Wat zijn de cijfers van de spraak
"Ja, hij heeft deze hond opgegeten", "maar de tijd loopt","hier is de hele stad bijeengekomen" ... We zijn zo gewend aan dergelijke uitdrukkingen in mondelinge en schriftelijke spraak dat we de spraakfiguren en het pad dat hier wordt gebruikt niet eens opmerken. Bovendien weten veel mensen niet eens over hun bestaan.
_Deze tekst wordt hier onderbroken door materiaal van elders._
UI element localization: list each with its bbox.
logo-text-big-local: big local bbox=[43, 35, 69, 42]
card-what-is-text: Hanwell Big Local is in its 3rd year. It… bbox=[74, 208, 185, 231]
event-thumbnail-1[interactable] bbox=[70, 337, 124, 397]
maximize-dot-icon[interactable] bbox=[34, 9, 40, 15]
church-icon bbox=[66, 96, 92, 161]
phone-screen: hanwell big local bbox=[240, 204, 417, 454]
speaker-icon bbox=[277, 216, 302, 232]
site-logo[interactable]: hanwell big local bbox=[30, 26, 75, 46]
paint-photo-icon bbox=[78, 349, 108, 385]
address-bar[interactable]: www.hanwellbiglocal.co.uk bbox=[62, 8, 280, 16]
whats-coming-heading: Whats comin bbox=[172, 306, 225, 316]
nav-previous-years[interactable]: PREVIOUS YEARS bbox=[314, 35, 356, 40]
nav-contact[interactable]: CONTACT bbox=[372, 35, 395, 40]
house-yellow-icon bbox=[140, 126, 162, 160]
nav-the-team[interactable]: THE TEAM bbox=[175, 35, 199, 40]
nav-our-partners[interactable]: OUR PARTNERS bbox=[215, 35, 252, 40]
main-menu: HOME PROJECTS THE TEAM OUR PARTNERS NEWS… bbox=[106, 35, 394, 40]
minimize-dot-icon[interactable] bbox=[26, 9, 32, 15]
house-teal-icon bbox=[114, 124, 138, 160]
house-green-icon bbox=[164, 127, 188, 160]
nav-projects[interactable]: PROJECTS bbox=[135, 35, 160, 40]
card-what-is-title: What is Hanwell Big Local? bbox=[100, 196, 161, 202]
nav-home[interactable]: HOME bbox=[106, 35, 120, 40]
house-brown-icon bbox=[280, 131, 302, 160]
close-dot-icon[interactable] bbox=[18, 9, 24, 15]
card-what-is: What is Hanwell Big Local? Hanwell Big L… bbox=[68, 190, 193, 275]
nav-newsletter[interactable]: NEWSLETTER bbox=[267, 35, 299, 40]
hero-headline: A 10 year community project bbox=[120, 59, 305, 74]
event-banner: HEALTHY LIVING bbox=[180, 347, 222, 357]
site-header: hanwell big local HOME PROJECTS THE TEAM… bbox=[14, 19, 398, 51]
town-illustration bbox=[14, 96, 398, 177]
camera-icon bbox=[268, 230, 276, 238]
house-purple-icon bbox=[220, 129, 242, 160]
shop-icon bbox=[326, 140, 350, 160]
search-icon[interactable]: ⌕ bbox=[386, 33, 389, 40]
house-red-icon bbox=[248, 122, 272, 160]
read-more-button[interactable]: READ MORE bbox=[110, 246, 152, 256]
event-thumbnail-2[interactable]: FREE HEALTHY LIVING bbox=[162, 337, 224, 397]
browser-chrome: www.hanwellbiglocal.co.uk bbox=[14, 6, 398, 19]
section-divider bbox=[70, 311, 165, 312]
Ondertussen nemen de paden en spraakfiguren zo'n belangrijke en blijvende plaats in ons leven in dat het nogal moeilijk zou zijn om zelfs maar een gewoon alledaags gesprek zonder hen voor te stellen ...
De spraakfiguren zijn allemaal syntactische en lexicale middelen die door ons worden gebruikt en die nodig zijn om de tekst helderheid en expressiviteit te geven.
De syntactische bevat de spraakfiguren die manipulaties gebruiken met woorden, zinnen en interpunctie:
- inversie (schending van de klassieke volgorde van woorden). "Porter door hij is een pijl";
- antithese (spraakverzet met gebruikmaking van oppositie). "Ik had een zwarte zakdoek en de zus van Masha had een witte";
- Zeugma (gebruik onder de homogene leden van elementen die in betekenis uit de algemene reeks worden geslagen). "Hij nam drie weken vrij en een ticket naar Menton";
anaphora en epiphore (de herhaling van hetzelfdestructuren aan het begin of einde van meerdere voorstellen achter elkaar). "In die vallei schijnt de zon, in die vallei wacht het geluk," "Het bos is niet hetzelfde! -De struik is dat niet!" "De doorn is dat niet!";
- Gradatie (de rangschikking van elementen door de mate van toename of afname van hun betekenis). "Ik kwam, ik zag, ik won!";
- ellips (een lid van het voorstel overslaan, wat impliciet is in de context). "Van het station is hij hier" (het werkwoord is weggelaten);
- retorische vragen, oproepen en uitroepen. "Is er enige betekenis in ons leven?", "Kom, lente, kom hier snel!";
- Parcellering (splitsing van het voorstel in delen, die elk zijn geformaliseerd als een afzonderlijk voorstel). "En dus ging ik terug naar huis, waar ik was, jong."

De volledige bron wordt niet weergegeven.